A queue follows the FIFO principle: the first element added (enqueued) is the first one removed (dequeued), just like a real-world line of people.
Q2. What is the time complexity of the enqueue operation?
Enqueue adds an element at the rear of the queue. With a linked-list or circular buffer implementation, this is done in constant time O(1) since we maintain a rear pointer.
Q3. If you enqueue 10, 20, 30 (in that order) and then dequeue once, which element is returned?
Since a queue is FIFO, the first element enqueued (10) is the first one dequeued. After dequeue, the queue contains [20, 30].
Q4. Which algorithm relies on a queue for its traversal order?

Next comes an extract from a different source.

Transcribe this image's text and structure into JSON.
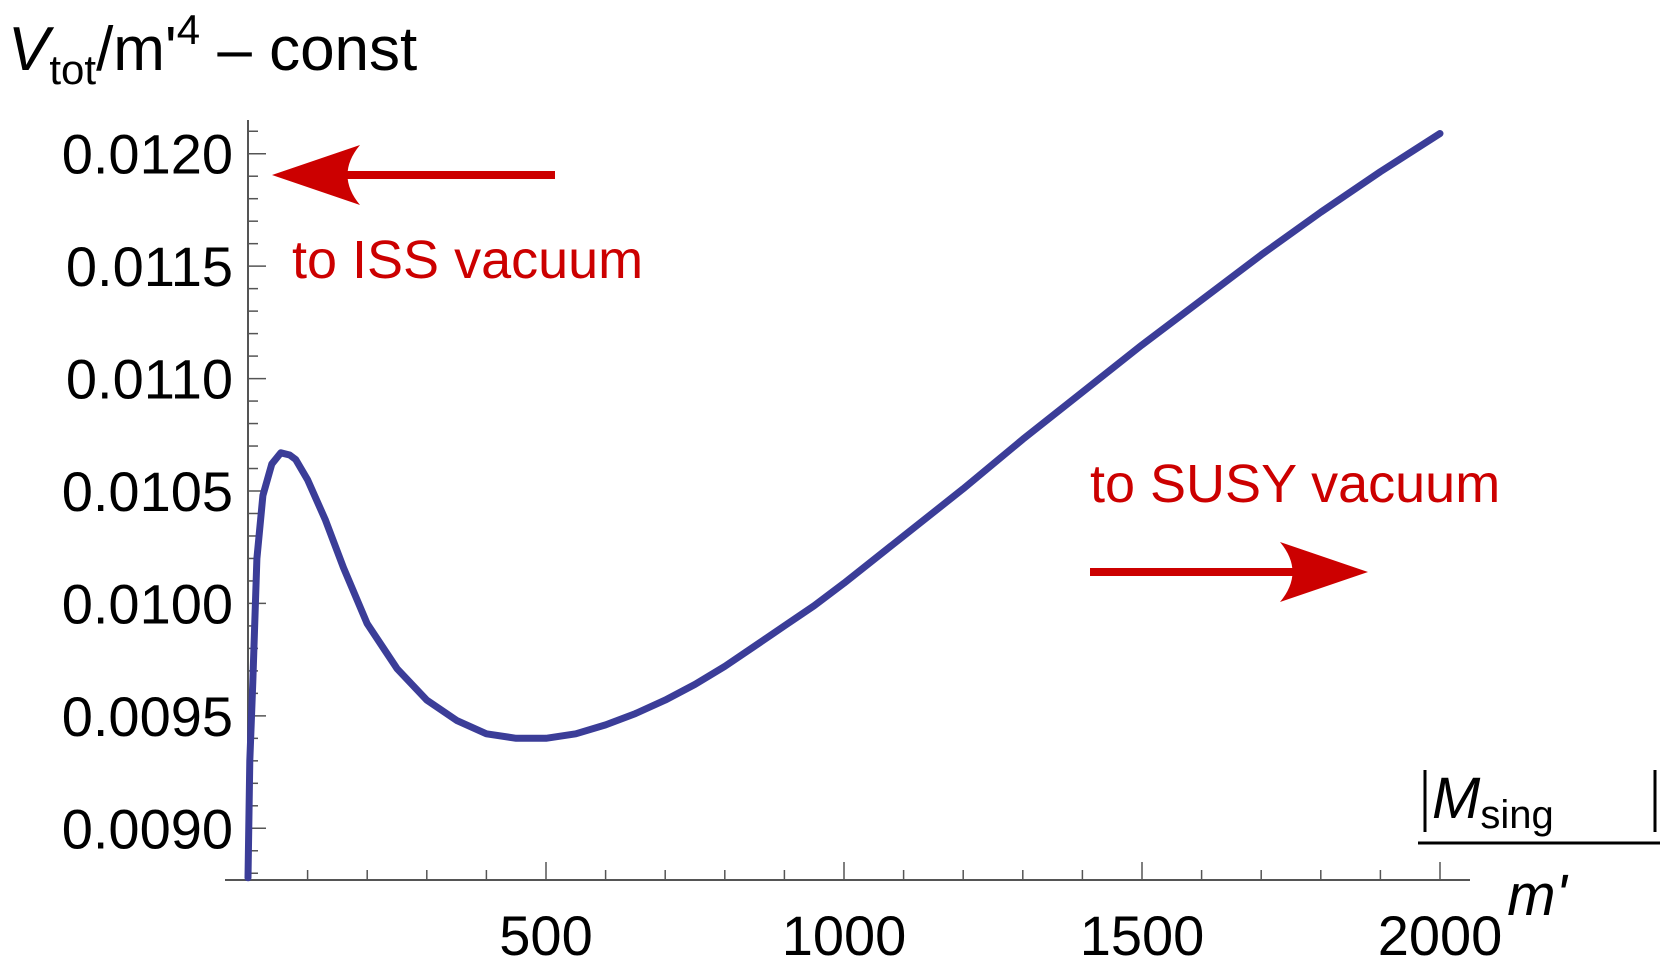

BFS uses a queue to explore all neighbors at the current depth level before moving to nodes at the next depth level. DFS, in contrast, uses a stack (or recursion).
Q5. What does the peek operation do on a queue?
Peek returns the element at the front of the queue without modifying the queue. It allows you to inspect the next element that would be dequeued, which is useful for conditional logic before committing to a dequeue.